La maschera di Jason, la storia di un oggetto che è icona stessa del cinema horror.

La squadra di Hockey Detroit Red Wings nasce nel 1926 ed è famosa per l’acerrima rivalità con i Colorado Avalanche. L’invenzione della maschera da portiere risale al lontano 1959 ed è attribuibile al giocatore Jacques Plante: la maschera in questione era una semplice applicazione di fibra di vetro modellata sul suo viso. Proprio a Plante è intitolata la Elite FibroSport modello 103, che diverrà famosa nel cinema per essere il segno distintivo di Jason Voorhees.

Servirà una lunga attesa perché l’iconico oggetto appaia sullo schermo. L’aspetto visibilmente deforme di Jason Voorhees nel primo capitolo di Venerdì 13 (1980) è affidato al giovane e talentuoso Tom Savini, che crea uno stampo in gesso della testa di Ari Lehman per utilizzare le protesi derivanti sul suo viso. Nel secondo capitolo della saga, Jason cela le proprie deformità con un semplice sacchetto, ma la svolta arriva nel terzo capitolo. La sceneggiatura prevede che Jason indossi una maschera per coprirsi il viso.
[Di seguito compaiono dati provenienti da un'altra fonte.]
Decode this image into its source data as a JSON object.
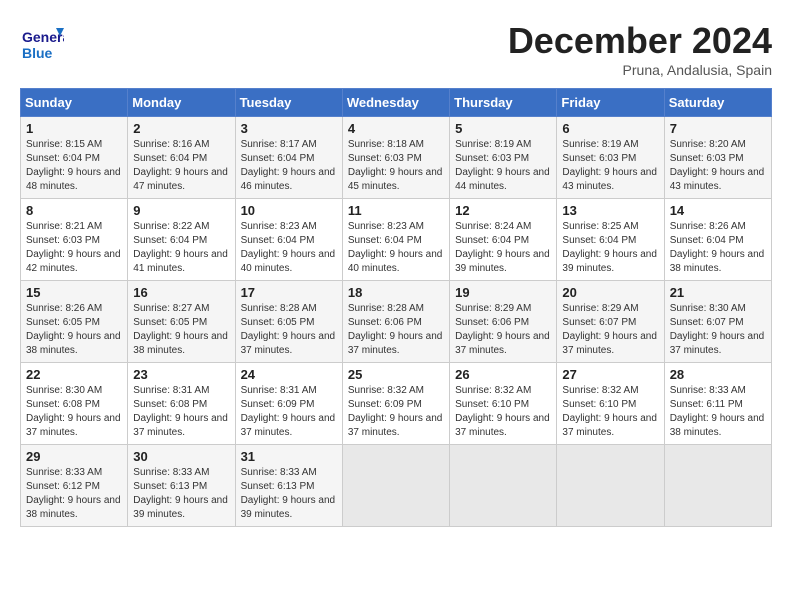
{
  "header": {
    "logo_general": "General",
    "logo_blue": "Blue",
    "month_title": "December 2024",
    "location": "Pruna, Andalusia, Spain"
  },
  "calendar": {
    "days_of_week": [
      "Sunday",
      "Monday",
      "Tuesday",
      "Wednesday",
      "Thursday",
      "Friday",
      "Saturday"
    ],
    "weeks": [
      [
        {
          "day": "",
          "empty": true
        },
        {
          "day": "",
          "empty": true
        },
        {
          "day": "",
          "empty": true
        },
        {
          "day": "",
          "empty": true
        },
        {
          "day": "",
          "empty": true
        },
        {
          "day": "",
          "empty": true
        },
        {
          "day": "1",
          "sunrise": "8:20 AM",
          "sunset": "6:03 PM",
          "daylight": "9 hours and 43 minutes."
        }
      ],
      [
        {
          "day": "2",
          "sunrise": "8:16 AM",
          "sunset": "6:04 PM",
          "daylight": "9 hours and 47 minutes."
        },
        {
          "day": "3",
          "sunrise": "8:17 AM",
          "sunset": "6:04 PM",
          "daylight": "9 hours and 46 minutes."
        },
        {
          "day": "4",
          "sunrise": "8:18 AM",
          "sunset": "6:03 PM",
          "daylight": "9 hours and 45 minutes."
        },
        {
          "day": "5",
          "sunrise": "8:19 AM",
          "sunset": "6:03 PM",
          "daylight": "9 hours and 44 minutes."
        },
        {
          "day": "6",
          "sunrise": "8:19 AM",
          "sunset": "6:03 PM",
          "daylight": "9 hours and 43 minutes."
        },
        {
          "day": "7",
          "sunrise": "8:20 AM",
          "sunset": "6:03 PM",
          "daylight": "9 hours and 43 minutes."
        },
        {
          "day": "8",
          "sunrise": "8:21 AM",
          "sunset": "6:03 PM",
          "daylight": "9 hours and 42 minutes."
        }
      ],
      [
        {
          "day": "1",
          "sunrise": "8:15 AM",
          "sunset": "6:04 PM",
          "daylight": "9 hours and 48 minutes."
        },
        {
          "day": "9",
          "sunrise": "8:22 AM",
          "sunset": "6:04 PM",
          "daylight": "9 hours and 41 minutes."
        },
        {
          "day": "10",
          "sunrise": "8:23 AM",
          "sunset": "6:04 PM",
          "daylight": "9 hours and 40 minutes."
        },
        {
          "day": "11",
          "sunrise": "8:23 AM",
          "sunset": "6:04 PM",
          "daylight": "9 hours and 40 minutes."
        },
        {
          "day": "12",
          "sunrise": "8:24 AM",
          "sunset": "6:04 PM",
          "daylight": "9 hours and 39 minutes."
        },
        {
          "day": "13",
          "sunrise": "8:25 AM",
          "sunset": "6:04 PM",
          "daylight": "9 hours and 39 minutes."
        },
        {
          "day": "14",
          "sunrise": "8:26 AM",
          "sunset": "6:04 PM",
          "daylight": "9 hours and 38 minutes."
        }
      ],
      [
        {
          "day": "15",
          "sunrise": "8:26 AM",
          "sunset": "6:05 PM",
          "daylight": "9 hours and 38 minutes."
        },
        {
          "day": "16",
          "sunrise": "8:27 AM",
          "sunset": "6:05 PM",
          "daylight": "9 hours and 38 minutes."
        },
        {
          "day": "17",
          "sunrise": "8:28 AM",
          "sunset": "6:05 PM",
          "daylight": "9 hours and 37 minutes."
        },
        {
          "day": "18",
          "sunrise": "8:28 AM",
          "sunset": "6:06 PM",
          "daylight": "9 hours and 37 minutes."
        },
        {
          "day": "19",
          "sunrise": "8:29 AM",
          "sunset": "6:06 PM",
          "daylight": "9 hours and 37 minutes."
        },
        {
          "day": "20",
          "sunrise": "8:29 AM",
          "sunset": "6:07 PM",
          "daylight": "9 hours and 37 minutes."
        },
        {
          "day": "21",
          "sunrise": "8:30 AM",
          "sunset": "6:07 PM",
          "daylight": "9 hours and 37 minutes."
        }
      ],
      [
        {
          "day": "22",
          "sunrise": "8:30 AM",
          "sunset": "6:08 PM",
          "daylight": "9 hours and 37 minutes."
        },
        {
          "day": "23",
          "sunrise": "8:31 AM",
          "sunset": "6:08 PM",
          "daylight": "9 hours and 37 minutes."
        },
        {
          "day": "24",
          "sunrise": "8:31 AM",
          "sunset": "6:09 PM",
          "daylight": "9 hours and 37 minutes."
        },
        {
          "day": "25",
          "sunrise": "8:32 AM",
          "sunset": "6:09 PM",
          "daylight": "9 hours and 37 minutes."
        },
        {
          "day": "26",
          "sunrise": "8:32 AM",
          "sunset": "6:10 PM",
          "daylight": "9 hours and 37 minutes."
        },
        {
          "day": "27",
          "sunrise": "8:32 AM",
          "sunset": "6:10 PM",
          "daylight": "9 hours and 37 minutes."
        },
        {
          "day": "28",
          "sunrise": "8:33 AM",
          "sunset": "6:11 PM",
          "daylight": "9 hours and 38 minutes."
        }
      ],
      [
        {
          "day": "29",
          "sunrise": "8:33 AM",
          "sunset": "6:12 PM",
          "daylight": "9 hours and 38 minutes."
        },
        {
          "day": "30",
          "sunrise": "8:33 AM",
          "sunset": "6:13 PM",
          "daylight": "9 hours and 39 minutes."
        },
        {
          "day": "31",
          "sunrise": "8:33 AM",
          "sunset": "6:13 PM",
          "daylight": "9 hours and 39 minutes."
        },
        {
          "day": "",
          "empty": true
        },
        {
          "day": "",
          "empty": true
        },
        {
          "day": "",
          "empty": true
        },
        {
          "day": "",
          "empty": true
        }
      ]
    ]
  }
}
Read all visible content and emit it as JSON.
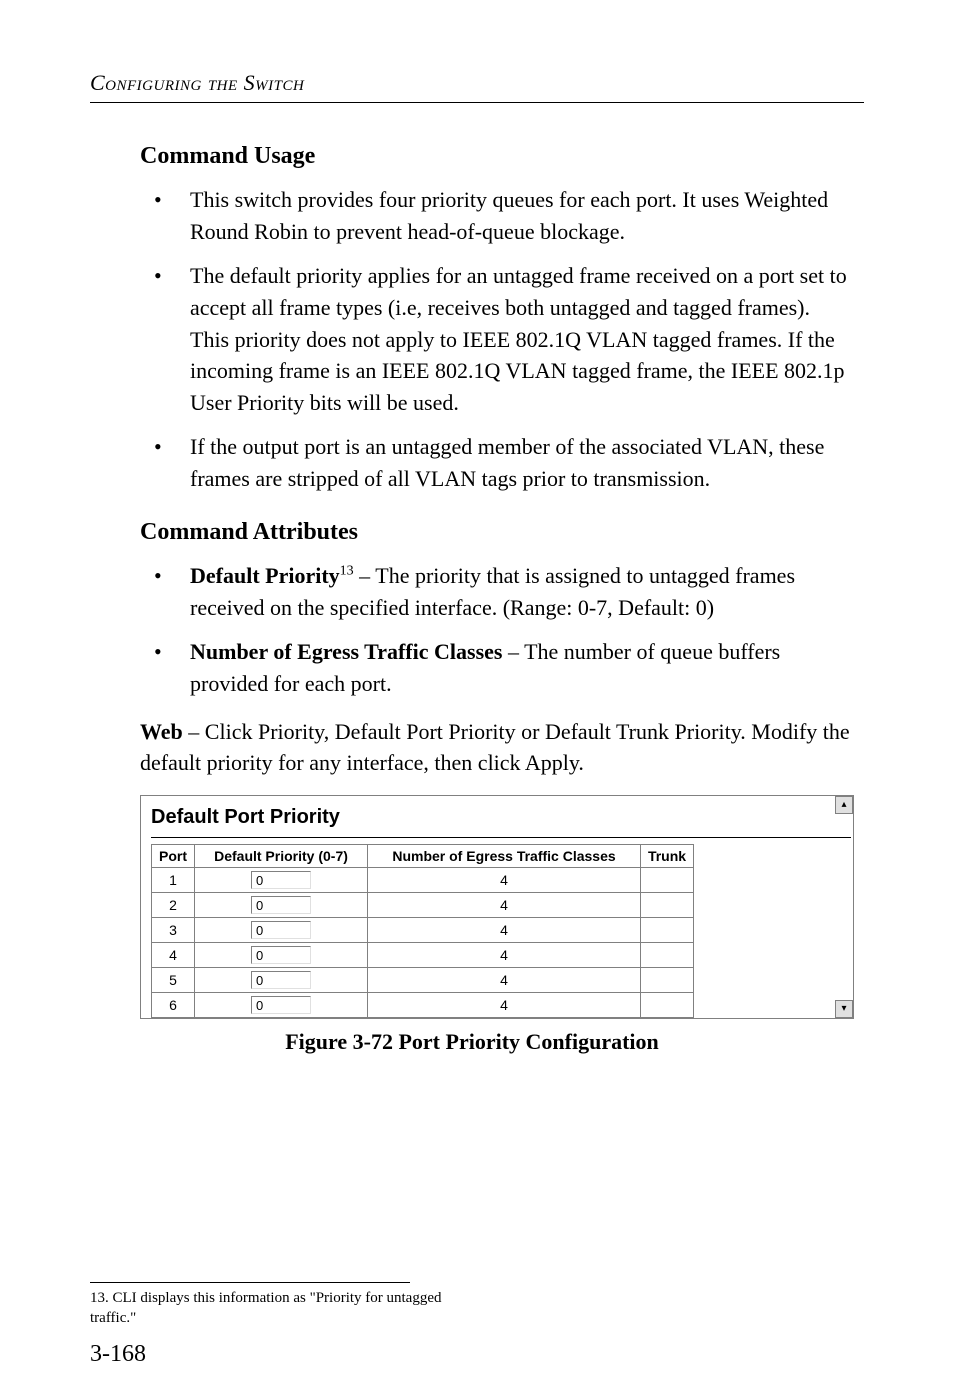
{
  "header": {
    "running_title": "Configuring the Switch"
  },
  "sections": {
    "command_usage": {
      "heading": "Command Usage",
      "bullets": [
        "This switch provides four priority queues for each port. It uses Weighted Round Robin to prevent head-of-queue blockage.",
        "The default priority applies for an untagged frame received on a port set to accept all frame types (i.e, receives both untagged and tagged frames). This priority does not apply to IEEE 802.1Q VLAN tagged frames. If the incoming frame is an IEEE 802.1Q VLAN tagged frame, the IEEE 802.1p User Priority bits will be used.",
        "If the output port is an untagged member of the associated VLAN, these frames are stripped of all VLAN tags prior to transmission."
      ]
    },
    "command_attributes": {
      "heading": "Command Attributes",
      "items": [
        {
          "term": "Default Priority",
          "sup": "13",
          "desc": " – The priority that is assigned to untagged frames received on the specified interface. (Range: 0-7, Default: 0)"
        },
        {
          "term": "Number of Egress Traffic Classes",
          "sup": "",
          "desc": " – The number of queue buffers provided for each port."
        }
      ]
    },
    "web_para": {
      "leadin": "Web",
      "rest": " – Click Priority, Default Port Priority or Default Trunk Priority. Modify the default priority for any interface, then click Apply."
    }
  },
  "figure": {
    "panel_title": "Default Port Priority",
    "columns": {
      "port": "Port",
      "priority": "Default Priority (0-7)",
      "egress": "Number of Egress Traffic Classes",
      "trunk": "Trunk"
    },
    "rows": [
      {
        "port": "1",
        "priority": "0",
        "egress": "4",
        "trunk": ""
      },
      {
        "port": "2",
        "priority": "0",
        "egress": "4",
        "trunk": ""
      },
      {
        "port": "3",
        "priority": "0",
        "egress": "4",
        "trunk": ""
      },
      {
        "port": "4",
        "priority": "0",
        "egress": "4",
        "trunk": ""
      },
      {
        "port": "5",
        "priority": "0",
        "egress": "4",
        "trunk": ""
      },
      {
        "port": "6",
        "priority": "0",
        "egress": "4",
        "trunk": ""
      }
    ],
    "caption": "Figure 3-72  Port Priority Configuration",
    "scroll_up_glyph": "▴",
    "scroll_down_glyph": "▾"
  },
  "footnote": {
    "marker": "13.",
    "text": "CLI displays this information as \"Priority for untagged traffic.\""
  },
  "page_number": "3-168"
}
Nel corso della produzione, il supervisore agli effetti 3D del film, Martin Jay Sadoff, propone al regista Steve Miner una maschera da hockey dei Detroit Red Wings per un semplice test. Miner capisce che l’oggetto di scena funziona, ma risulta minuto rispetto alla testa di Jason. Viene utilizzato uno stampo in VacuForm per adeguare le dimensioni e la maschera viene opportunamente modificata e decorata. Il 13 agosto del 1982 è un venerdì: nelle sale cinematografiche statunitensi esce Venerdì 13- Parte 3, un cult movie che introdurrà uno degli outfit più omaggiati e imitati del cinema horror.